No, I think not but if you want to make sure that we don’t have, you can keep track of the call back function. That will only be called once for each denoising step.

lllyasviel commented 1 year ago

@zismylove how many vram do you use?

pkuliyi2015 commented 1 year ago

It is as simple as, when each time that is called, you set every counter to zero. and when you meet different diffusion times steps you just added the tensor shape[0] to your counter.

annasophiachristianahahn commented 1 year ago

The model works as expected in automatic1111 txt2img; it does generate the guided content. However, as I directly download the model and use it in this extension, it produces severe artifacts. I read the source code for a while but still not clear what should be done to make it work. Some initial observations:

  • Severe ghost shadows and duplicated contours, regardless of tile overlaps
  • Faded colors in txt2img (even if with 840000 VAEs)
  • Has no effect when using noise inversion (maybe this is my code flaws; I'm checking it).

See here for one result: https://imgsli.com/MTY5ODQw

which one is cn11tile? left or right?

The right one. I must have done something wrong. But until now I cannot fix it.

Is there a way to use controlnet tile in the public distribution of automatic1111 yet?

pkuliyi2015 commented 1 year ago

The model works as expected in automatic1111 txt2img; it does generate the guided content. However, as I directly download the model and use it in this extension, it produces severe artifacts. I read the source code for a while but still not clear what should be done to make it work. Some initial observations:

  • Severe ghost shadows and duplicated contours, regardless of tile overlaps
  • Faded colors in txt2img (even if with 840000 VAEs)
  • Has no effect when using noise inversion (maybe this is my code flaws; I'm checking it).

See here for one result: https://imgsli.com/MTY5ODQw

which one is cn11tile? left or right?

The right one. I must have done something wrong. But until now I cannot fix it.

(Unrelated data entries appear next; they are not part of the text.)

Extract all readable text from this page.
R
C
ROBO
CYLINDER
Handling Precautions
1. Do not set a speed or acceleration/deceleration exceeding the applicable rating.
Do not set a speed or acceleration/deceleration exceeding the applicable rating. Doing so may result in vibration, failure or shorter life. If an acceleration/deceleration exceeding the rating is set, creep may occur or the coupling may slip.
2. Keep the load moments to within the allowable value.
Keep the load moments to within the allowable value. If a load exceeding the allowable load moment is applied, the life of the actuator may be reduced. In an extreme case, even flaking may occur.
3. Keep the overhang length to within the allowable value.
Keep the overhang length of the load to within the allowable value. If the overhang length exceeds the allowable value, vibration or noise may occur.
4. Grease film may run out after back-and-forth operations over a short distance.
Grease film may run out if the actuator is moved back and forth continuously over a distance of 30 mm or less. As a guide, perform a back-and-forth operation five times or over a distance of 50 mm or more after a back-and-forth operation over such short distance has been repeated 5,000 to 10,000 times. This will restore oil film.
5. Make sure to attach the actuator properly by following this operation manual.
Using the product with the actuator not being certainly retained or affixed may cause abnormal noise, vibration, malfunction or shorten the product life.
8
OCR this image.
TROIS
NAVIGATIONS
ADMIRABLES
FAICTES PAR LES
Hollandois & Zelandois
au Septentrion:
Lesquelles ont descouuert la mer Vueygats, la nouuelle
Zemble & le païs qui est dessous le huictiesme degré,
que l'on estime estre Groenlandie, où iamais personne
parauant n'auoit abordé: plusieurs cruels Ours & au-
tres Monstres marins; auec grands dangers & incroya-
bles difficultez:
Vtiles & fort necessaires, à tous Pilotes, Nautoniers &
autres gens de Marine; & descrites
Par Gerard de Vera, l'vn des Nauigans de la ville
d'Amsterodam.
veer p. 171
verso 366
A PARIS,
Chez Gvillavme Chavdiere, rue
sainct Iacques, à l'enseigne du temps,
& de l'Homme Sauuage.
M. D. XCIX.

Is there a way to use controlnet tile in the public distribution of automatic1111 yet?

No, I am also looking forward to use that

pkuliyi2015 commented 1 year ago

This can be extremely suitable for my multidiffusion to do upscaling.

lllyasviel commented 1 year ago

@Mikubill I think I will finish here today. can you take a look at the robustness of the new parts? I think it should be as robust as before but i am not 100% sure. some user reported bugs but bugs can not be reproduced and it seems the user report rate is similar to before.

pkuliyi2015 commented 1 year ago

I think if you‘re doing with the cond and uncond, you should have a try to use different positive and negative length (<75 and >150). This will definitely give you errors if your script is not properly dealing with the batch problem.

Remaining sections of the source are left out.